Several wholly elegant flutes of champagne and half a dozen lobby-pianist cover-songs later, we slinked into Mamounia’s Baroque interior Italian restaurant for a pricey yet perfect feast of spaghetti don alfonso, langoustines, zucchini ravioli and slices of sweet chocolate pizza. A word of warning: don’t visit Mamounia with someone you’re ‘quite fond of’ if you don’t want to fall in love. There’s something in the signature scented air here that makes it rather unavoidable…
Do, however, go with someone who loves you for your curves – the poolside breakfast buffet is dreamlike in its scope and setting. We took a table at 9am, surrounded by resting European footballers and WAGs, plump diplomats and well-heeled families, then let the squadron of staff bring coffee, newspapers and iced water.
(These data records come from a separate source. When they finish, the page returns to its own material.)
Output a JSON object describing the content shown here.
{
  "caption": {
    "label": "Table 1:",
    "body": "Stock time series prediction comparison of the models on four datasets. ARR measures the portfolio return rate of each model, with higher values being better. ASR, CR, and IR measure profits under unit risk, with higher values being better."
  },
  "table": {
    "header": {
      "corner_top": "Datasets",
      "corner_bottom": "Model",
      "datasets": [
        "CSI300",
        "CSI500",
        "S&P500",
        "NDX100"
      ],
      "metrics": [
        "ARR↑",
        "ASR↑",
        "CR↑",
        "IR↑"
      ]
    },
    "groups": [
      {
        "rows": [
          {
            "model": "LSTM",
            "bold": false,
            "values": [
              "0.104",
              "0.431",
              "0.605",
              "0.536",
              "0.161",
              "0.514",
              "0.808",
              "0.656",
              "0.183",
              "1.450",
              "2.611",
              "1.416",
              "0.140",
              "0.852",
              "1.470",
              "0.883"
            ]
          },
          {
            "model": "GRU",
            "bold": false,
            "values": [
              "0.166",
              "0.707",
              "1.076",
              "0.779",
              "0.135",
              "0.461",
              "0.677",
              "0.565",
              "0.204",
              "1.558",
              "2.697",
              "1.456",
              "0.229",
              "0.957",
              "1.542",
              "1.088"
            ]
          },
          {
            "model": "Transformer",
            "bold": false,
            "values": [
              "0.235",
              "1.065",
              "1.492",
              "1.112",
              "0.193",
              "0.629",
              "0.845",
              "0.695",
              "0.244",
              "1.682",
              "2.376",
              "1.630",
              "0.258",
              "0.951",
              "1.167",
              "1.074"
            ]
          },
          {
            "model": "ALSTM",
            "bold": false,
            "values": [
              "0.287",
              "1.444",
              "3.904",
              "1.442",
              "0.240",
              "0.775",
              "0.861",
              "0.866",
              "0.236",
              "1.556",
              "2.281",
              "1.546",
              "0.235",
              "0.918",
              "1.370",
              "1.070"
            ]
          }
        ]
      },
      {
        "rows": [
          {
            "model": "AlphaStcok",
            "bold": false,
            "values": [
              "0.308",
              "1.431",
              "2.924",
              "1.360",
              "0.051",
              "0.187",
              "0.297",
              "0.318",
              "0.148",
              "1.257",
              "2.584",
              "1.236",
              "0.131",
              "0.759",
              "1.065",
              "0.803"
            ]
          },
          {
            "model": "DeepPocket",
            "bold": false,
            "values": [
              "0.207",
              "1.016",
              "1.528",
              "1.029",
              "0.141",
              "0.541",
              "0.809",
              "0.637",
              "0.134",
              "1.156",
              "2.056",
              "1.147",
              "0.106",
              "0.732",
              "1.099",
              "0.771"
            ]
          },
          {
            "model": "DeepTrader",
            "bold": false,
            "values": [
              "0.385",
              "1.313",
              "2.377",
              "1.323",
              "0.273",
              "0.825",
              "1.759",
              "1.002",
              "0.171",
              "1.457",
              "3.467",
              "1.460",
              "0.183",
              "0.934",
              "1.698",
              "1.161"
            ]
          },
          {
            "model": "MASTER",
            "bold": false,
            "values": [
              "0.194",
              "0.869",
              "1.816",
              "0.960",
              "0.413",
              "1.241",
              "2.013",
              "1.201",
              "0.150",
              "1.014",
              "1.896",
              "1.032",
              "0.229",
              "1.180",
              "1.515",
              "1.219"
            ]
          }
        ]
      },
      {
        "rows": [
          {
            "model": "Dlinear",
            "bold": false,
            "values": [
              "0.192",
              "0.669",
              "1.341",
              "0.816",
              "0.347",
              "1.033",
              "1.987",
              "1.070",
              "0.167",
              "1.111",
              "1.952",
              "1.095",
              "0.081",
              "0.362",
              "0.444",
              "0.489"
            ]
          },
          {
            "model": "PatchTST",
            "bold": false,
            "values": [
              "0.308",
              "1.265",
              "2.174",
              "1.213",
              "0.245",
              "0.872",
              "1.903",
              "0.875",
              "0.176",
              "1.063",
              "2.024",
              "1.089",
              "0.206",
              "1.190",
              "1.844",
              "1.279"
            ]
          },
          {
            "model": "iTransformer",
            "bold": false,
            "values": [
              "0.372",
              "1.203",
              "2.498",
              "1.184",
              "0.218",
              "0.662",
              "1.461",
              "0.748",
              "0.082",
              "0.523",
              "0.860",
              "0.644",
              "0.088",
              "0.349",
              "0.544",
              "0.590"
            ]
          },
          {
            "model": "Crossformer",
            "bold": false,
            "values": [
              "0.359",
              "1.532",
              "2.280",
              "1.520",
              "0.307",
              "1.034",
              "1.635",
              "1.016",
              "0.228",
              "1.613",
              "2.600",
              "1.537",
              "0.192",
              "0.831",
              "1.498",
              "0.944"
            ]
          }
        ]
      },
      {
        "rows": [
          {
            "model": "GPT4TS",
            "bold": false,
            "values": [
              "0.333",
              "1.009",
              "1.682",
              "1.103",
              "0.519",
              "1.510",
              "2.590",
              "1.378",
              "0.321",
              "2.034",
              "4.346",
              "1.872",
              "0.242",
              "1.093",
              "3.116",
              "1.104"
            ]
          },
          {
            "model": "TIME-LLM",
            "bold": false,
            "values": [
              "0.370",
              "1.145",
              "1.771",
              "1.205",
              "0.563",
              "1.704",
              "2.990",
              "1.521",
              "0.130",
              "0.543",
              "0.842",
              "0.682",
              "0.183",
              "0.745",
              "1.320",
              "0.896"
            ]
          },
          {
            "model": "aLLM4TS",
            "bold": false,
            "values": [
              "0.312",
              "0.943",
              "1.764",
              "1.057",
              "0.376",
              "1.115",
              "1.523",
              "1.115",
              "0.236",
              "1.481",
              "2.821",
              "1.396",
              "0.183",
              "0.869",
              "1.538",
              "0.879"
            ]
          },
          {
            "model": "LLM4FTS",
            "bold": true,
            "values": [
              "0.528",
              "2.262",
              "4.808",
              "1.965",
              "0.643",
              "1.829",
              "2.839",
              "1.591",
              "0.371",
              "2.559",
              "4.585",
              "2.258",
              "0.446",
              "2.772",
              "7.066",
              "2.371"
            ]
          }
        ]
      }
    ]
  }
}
We ate porridge with fresh pomegranate, freshly cooked eggs Florentine from the walk-up kitchen, too many pastries and fruit from the gardens near to where we sat.
After breakfast, Mr Smith and I made a half-hearted nod towards exercise by wandering in the grounds through orange trees, watching tennis matches being elegantly slugged out by residents far more energetic than us. We also got to the bottom of where our vegetables had been sourced from the night before, with a whirl around Mamounia’s private gardens. Jannah, the Islamic concept of paradise, starts with a garden, and so did La Mamounia, which began life as royal flower-filled grounds; a gorgeous gift from a sultan to his son. Today this eight-hectare haven is planted with 700-year-old olive and fruit trees and vivid, perfumed blooms, tended to daily by 30 gardeners.
Fringed by palm trees, the turquoise pool is as regal as the rest, decorated with shimmering fish-scale tiles, surrounded by a neat cavalry of spotless white sun loungers. Exquisitely kept, the pool area is soothingly silent with a discreet army of staff who will check your expression for evidence of ‘want’. While Mr Smith front-crawled off some of the past-24 hours excesses, I curled up on a white lounger with a novel, preparing myself for my afternoon hamman purge in the world-class spa.
Mr Smith and I signed up to take our steam-and-scrub together, fighting off fits of giggles as we were handed small paper pants and each enlisted a masseur and whisked off to separate saunas. My masseuse was a glorious small, squashy Moroccan lady clad in an all in one black swimming costume and flip flops then scrubbed every inch of me, forehead to toes, then moisturised before returning me to Mr Smith for massages.
Giddy and slightly reborn post-hammam, Mr Smith and I left Mamounia for a whirlwind Saturday night in the ancient medina featuring strong coffee, snakes, some dancing and meetings with various local eccentrics, with the obligatory Cafe Arabe stop-off. Our final day was spent restoratively by the pool, drinking mint tea and eating baklava waiting for one of Mamounia’s Jaguars to take us to Menara airport. Mamounia has its own private room in Menara, for those who find meeting the public frightful. It certainly was a drag leaving Marrakech, but this Mr and Mrs Smith know that one day they’ll be back. After all, after opening in 1923, it was soon Churchill’s stay of choice; he called it ‘the most beautiful place in the world’. Who are we to argue?